By Brian Duggan
In The Road to Wigan Pier, George Orwell wrote that without the empire Britain would be, “…a cold and unimportant little island where we should all have to work very hard and live mainly on herrings and potatoes.”
While the empire may have crumbled and the recession is hitting our food costs, we haven’t yet been reduced to an existing of herrings and potatoes.
The reality for Britain and the rest of the world in the twenty first century is that the authority shifted away from the old colonial empires moved towards a better, more balanced model. New regional and global institutions were founded to improve trade, foster better diplomacy, tackle world poverty, and address economic disparities and so on.

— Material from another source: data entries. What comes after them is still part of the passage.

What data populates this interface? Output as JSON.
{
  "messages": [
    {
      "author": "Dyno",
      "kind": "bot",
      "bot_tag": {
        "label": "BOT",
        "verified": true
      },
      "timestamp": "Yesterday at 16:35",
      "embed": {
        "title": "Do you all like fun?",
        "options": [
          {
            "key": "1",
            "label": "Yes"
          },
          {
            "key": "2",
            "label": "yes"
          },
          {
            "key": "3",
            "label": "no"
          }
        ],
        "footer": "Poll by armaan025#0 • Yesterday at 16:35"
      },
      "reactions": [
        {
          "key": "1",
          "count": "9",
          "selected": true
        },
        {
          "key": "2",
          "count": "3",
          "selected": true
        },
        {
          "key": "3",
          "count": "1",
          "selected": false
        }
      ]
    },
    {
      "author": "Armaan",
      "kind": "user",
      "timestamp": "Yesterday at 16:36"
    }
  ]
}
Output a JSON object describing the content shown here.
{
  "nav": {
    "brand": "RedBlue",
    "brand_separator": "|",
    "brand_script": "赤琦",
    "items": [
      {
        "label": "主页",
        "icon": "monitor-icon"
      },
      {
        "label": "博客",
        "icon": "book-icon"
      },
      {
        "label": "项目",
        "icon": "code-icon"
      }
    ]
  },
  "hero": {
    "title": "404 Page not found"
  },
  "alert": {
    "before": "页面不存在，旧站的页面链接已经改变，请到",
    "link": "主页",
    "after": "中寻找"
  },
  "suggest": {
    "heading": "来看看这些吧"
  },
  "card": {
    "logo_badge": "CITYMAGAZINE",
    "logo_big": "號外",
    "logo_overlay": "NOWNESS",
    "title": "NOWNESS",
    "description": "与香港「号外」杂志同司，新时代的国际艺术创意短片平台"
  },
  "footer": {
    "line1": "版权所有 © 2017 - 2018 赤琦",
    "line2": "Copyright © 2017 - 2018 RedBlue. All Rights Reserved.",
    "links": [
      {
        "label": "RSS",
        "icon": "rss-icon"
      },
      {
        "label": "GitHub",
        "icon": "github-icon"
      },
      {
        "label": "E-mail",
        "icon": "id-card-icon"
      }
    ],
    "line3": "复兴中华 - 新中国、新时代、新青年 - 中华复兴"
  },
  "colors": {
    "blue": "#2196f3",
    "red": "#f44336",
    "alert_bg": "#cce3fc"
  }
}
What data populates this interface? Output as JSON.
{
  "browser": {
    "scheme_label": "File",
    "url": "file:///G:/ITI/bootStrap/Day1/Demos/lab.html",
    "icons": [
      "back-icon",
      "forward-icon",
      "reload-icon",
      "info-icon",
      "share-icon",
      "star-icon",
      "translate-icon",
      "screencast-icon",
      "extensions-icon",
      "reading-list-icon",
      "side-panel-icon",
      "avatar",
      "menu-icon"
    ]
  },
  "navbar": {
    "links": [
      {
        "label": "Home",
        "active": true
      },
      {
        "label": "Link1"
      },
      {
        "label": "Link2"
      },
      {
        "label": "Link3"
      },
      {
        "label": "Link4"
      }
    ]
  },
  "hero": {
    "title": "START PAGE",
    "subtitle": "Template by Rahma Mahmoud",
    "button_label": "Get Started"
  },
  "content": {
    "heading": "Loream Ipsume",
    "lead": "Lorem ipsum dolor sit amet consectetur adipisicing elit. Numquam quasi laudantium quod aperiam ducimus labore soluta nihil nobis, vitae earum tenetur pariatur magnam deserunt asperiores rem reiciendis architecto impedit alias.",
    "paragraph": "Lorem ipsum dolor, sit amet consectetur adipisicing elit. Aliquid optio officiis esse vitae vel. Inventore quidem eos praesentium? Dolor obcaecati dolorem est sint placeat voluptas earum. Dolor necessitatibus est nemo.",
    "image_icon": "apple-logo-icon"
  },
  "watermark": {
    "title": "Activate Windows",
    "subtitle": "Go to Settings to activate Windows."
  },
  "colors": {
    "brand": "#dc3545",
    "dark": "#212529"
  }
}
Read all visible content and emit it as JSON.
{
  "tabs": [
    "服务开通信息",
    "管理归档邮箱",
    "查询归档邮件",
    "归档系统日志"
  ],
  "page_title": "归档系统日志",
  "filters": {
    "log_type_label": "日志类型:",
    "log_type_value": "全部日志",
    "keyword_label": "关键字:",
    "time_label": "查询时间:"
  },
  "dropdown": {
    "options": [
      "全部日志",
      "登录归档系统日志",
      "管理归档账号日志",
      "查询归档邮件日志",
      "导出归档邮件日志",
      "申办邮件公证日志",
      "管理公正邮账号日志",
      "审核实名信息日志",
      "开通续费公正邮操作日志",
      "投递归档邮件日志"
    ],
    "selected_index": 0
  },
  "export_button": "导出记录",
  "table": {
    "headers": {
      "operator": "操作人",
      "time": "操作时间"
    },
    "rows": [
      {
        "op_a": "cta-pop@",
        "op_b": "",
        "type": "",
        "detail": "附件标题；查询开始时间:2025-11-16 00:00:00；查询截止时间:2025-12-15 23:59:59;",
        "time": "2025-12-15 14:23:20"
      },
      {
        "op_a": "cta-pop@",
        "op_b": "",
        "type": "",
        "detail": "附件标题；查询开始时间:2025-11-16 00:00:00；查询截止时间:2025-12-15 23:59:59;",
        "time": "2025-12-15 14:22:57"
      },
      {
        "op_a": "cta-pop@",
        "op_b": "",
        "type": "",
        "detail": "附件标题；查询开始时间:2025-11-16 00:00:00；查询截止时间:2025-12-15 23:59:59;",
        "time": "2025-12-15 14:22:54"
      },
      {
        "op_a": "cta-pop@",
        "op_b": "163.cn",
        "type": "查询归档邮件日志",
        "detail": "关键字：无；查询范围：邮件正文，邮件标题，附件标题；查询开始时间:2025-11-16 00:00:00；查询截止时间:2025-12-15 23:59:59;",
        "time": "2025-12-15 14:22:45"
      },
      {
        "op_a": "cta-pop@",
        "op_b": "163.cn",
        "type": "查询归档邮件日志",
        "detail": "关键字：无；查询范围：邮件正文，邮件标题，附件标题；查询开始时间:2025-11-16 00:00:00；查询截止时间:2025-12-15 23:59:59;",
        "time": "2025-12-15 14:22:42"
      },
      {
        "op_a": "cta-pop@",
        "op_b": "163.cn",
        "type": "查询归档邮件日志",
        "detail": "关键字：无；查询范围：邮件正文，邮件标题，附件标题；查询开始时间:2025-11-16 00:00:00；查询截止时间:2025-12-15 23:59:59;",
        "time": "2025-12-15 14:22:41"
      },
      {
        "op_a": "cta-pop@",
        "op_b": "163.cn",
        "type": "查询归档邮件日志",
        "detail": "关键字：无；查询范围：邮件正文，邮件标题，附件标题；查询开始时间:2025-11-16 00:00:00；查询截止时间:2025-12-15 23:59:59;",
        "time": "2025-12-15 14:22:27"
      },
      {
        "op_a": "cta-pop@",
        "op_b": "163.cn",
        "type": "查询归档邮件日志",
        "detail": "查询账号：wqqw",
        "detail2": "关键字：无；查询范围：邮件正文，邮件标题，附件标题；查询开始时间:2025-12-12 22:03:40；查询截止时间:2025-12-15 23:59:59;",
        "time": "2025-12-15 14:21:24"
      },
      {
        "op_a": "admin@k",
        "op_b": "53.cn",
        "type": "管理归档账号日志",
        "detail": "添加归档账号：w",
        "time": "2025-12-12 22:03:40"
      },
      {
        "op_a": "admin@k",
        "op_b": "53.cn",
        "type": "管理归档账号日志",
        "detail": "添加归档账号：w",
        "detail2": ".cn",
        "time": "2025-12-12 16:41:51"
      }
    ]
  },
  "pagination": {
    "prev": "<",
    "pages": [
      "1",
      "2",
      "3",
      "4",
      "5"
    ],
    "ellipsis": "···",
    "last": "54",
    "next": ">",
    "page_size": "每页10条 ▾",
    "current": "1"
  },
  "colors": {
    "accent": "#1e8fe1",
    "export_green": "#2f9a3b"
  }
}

The world replaced its old hierarchies of power with a broader network of institutions set to govern the interaction of our nations. These institutions were founded to address the changing nature of the world. As well as ensuring that the British diet consisted of much more than just herrings and potatoes they helped forge a more equal and secure relationship between the nations of the world.
One organistion which has done much for British trade, jobs and standing in the world is the European Union. A key component of Labour’s European policy has been to recongise that the EU is more than just a market to trade with and that it should be used to strengthen Britain’s role in the world.
But pro-Europeans within the Labour movement must all recognise that ‘Europe’ as an institution, like ‘Westminster’ or ‘No 10 Downing Street’, is not a vote winner on polling day. The process and the mechanism for achieving the policy is not the point. The policy, the progress and the outcome is what Labour should be talking about.
British voters stand much to lose if a Tory government were to represent Britain in Europe again. Many of today’s Tories are obsessed by ‘process Europe’ and rarely by ‘policy Europe’. Labour has shown strong influence on the European stage, both within the centre left and on the centre right, and has acted with those who want to tackle our energy and climate policies, to forge a fair way out of the economic crisis, to protect us from threats of terrorism, to continue to build a European economic area of shared prosperity and stable growth and to promote a positive agenda for the developing world.
The Tories meanwhile are alienated on the wrong side of the argument. Their position on Europe may not lead us to Orwell’s predicted diet but the prospect of being an “unimportant little island” certainly could ring true.
For the General Election in 2010, my cause to fight for will be to keep Britain strong in Europe and strong in the world, not because I want to wear a blue flag with gold stars, but because I believe that the world has changed since the fall of the empires and that to achieve for one nation, you have to work with others.
Labour’s foreign policy is a policy for a better Britain and a fairer world and that’s a cause well worth fighting for.